Слуга удивленно переводит взгляд с одной на другую.
Повариха. А сильный! Вещей несет сразу столько, что другой и не подымет!
Служанка (восхищенно). Вот это мужчина!
Слуга. Ну и ну! Да ведь вы только что…
Служанка (махнув рукой). Ах, что ты понимаешь! (Берет повариху под руку, и они, взволнованно переглянувшись, собираются уйти.)
Слуга. Послушайте, вы! Чтобы ни звука об этом, слышите? Повариха. Вот пристал.
Служанка. Слышим, слышим…
Смеясь, уходят.
Слуга (качает головой, затем пожимает плечами). Один только дьявол может понять женщин! (Почесав затылок.) Да и то, пожалуй, если дьявол женского пола. Хотя как будто так и есть на самом деле. (Уходит, подкидывая кошелек с деньгами.)
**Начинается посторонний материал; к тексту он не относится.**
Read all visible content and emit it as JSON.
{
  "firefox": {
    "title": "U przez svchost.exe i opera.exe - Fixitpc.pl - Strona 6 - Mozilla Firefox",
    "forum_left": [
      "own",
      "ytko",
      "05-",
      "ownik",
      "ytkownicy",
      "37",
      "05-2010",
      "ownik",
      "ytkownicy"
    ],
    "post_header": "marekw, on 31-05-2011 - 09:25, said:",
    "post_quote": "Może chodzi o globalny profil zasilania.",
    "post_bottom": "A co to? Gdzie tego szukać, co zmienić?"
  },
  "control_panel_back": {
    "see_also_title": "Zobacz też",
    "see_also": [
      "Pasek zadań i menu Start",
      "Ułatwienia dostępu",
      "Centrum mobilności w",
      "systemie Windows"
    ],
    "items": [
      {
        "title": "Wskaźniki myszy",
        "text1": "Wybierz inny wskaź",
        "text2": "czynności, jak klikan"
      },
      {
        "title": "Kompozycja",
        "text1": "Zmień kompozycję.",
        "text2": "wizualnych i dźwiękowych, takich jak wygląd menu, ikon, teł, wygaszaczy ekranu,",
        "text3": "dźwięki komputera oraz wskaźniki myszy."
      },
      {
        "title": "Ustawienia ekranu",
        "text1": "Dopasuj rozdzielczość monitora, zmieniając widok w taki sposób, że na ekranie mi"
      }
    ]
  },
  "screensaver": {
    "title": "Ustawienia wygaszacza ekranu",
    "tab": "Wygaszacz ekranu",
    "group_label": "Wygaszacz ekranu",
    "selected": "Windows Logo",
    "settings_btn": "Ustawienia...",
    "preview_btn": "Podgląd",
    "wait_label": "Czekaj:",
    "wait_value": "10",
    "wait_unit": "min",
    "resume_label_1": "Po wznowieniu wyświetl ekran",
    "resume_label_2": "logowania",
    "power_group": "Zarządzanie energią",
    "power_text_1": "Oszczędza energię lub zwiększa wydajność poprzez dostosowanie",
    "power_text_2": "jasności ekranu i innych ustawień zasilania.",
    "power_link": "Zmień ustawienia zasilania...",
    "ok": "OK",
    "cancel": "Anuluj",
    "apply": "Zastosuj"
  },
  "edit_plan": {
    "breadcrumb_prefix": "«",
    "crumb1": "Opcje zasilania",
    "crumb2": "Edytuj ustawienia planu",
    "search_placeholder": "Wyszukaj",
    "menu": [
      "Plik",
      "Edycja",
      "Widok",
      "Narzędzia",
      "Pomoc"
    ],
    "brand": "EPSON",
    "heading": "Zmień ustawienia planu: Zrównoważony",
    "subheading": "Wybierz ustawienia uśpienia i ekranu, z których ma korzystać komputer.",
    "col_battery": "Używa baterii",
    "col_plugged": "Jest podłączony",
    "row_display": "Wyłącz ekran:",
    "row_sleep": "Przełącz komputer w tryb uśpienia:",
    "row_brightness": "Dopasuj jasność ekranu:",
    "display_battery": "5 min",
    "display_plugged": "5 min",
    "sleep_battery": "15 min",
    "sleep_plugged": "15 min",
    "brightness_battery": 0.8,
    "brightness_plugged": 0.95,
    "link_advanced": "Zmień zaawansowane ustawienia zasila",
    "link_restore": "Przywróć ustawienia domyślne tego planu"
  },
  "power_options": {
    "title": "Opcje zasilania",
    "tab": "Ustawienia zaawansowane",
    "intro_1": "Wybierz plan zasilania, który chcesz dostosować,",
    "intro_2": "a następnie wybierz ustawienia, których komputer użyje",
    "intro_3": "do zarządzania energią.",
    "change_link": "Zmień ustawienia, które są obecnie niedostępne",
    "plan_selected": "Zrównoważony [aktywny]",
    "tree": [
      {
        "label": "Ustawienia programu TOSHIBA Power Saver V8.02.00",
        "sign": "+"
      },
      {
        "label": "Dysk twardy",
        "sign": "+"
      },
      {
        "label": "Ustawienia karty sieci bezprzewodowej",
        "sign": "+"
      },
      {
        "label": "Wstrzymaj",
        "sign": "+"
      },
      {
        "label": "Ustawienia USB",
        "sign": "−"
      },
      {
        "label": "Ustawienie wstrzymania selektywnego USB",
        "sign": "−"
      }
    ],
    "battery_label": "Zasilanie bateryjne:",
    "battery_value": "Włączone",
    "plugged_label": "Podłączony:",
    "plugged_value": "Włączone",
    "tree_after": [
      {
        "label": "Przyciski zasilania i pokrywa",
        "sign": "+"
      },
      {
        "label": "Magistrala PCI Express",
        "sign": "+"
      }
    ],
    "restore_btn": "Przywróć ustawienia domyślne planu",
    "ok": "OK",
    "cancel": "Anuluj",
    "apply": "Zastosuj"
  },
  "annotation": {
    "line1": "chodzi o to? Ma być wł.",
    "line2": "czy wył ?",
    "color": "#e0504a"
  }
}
Внутренний дворик в доме Дон Оттавио. В глубине вход с полукруглым верхом, закрытый узорчатой решеткой. Такие же решетки на окнах, расположенных по сторонам от входа. Через окна и вход видны яркое синее небо и пальмовые ветви. Посредине пола, выложенного цветными плитками, вырезанный звездой бассейн с небольшим фонтаном. Слева у рампы сидит сестра Дона Оттавио — Донья Лаура, женщина лет пятидесяти. Кружевная палевая накидка покрывает ее голову и, опускаясь на плечи, тем не менее не закрывает весьма пышной груди, из чего можно заключить, что Донья Лаура еще не считает себя пожилой. Коричневое бархатное платье перетянуто в талии корсажем и расшито золотым узором. В руках у нее косынка, которую она вышивает, высоко подняв тонкие брови. На ее полном лице спокойное выражение, но видно, что какая-то мысль, не относящаяся к вышиванию, занимает ее.
Справа за арфой ее младшая дочь Лючиа, лет шестнадцати. Золотистая коса обвивает ее голову. На ней светло-зеленое свободно спадающее до пят платье, перехваченное под самой грудью поясом и с небольшим круглым вырезом на шее. Широкие рукава касаются пола, и под ними вырисовываются руки в обтягивающих белых рукавах. Девушка перебирает струны, и на ее капризном, чуть глупеньком, но хорошеньком лице сосредоточенное выражение.
В глубине дворика полулежит с книжкой, обмахиваясь веером, вторая дочь —
Розитта. Ей лет семнадцать. У нее тоже хорошенькое, но злое лицо. В ее черные длинные косы вплетены золотые шнуры. На Розитте розовое в талию платье с квадратным небольшим вырезом.
Донья Лаура (продолжая вышивать). Как вам нравится наш гость?.
Молчание.
Донья Лаура. Розитта?
Розитта пожимает плечами.
Донья Лаура. Лючиа?
Лючиа пожимает плечами.
Донья Лаура. Что это значит? Этот жест?.. (Передразнивая их, пожимает плечами.)
Розитта. Это значит, что он еще слишком молод, чтобы нравиться.
Лючиа. Он еще почти мальчик.
Донья Лаура. Дети мои, вы преувеличиваете. Вернее, преуменьшаете. Когда вашему отцу было столько же лет, сколько ему, я уже носила под грудью свое первое дитя. (Тревожно.) Но он ухаживает за вами?
Розитта. Разумеется.
Донья Лаура (Успокоенно). Тогда другое дело.
Лючиа. Но он никогда не краснеет и не роняет шляпы, как Дон Антонио, не вздрагивает, как Дон Пабло, и не запинается, как Дон Клавдио. Правда, он никогда и не произносит никаких двусмысленностей, как они.
Розитта. Ты так говоришь, как будто он ухаживает за тобой.
Лючиа. Конечно. А разве за тобой он тоже ухаживает?
Розитта. Мне нравится это наглое «тоже». Я не знаю, ухаживает ли этот мальчик еще за кем-нибудь, кроме меня, но если это и так, то, очевидно, просто для того, чтобы прочистить себе горло, как это делают певцы перед тем, как петь. Каждое утро он посылает мне цветы.
Лючиа. И мне тоже.
Розитта (твердо). Каждый день он преподносит стихи в мою честь.
Лючиа. И мне также.
Розитта (раздраженно). Каждый вечер он заводит со мной разговор о звездах. А, как известно, это означает, что если человек не астролог, то влюбленный.
Лючиа. И со мной также.
Розитта (злобно). И каждую ночь он поет серенады под моим окном.
Лючиа (удивленно). И под моим также.
Розитта. Вот ты и попалась! Не может он каждую ночь петь одновременно под двумя окнами!
Лючиа. Почему же нет? Сперва он поет под твоим окном, а потом, когда прочистит горло, идет петь под моим.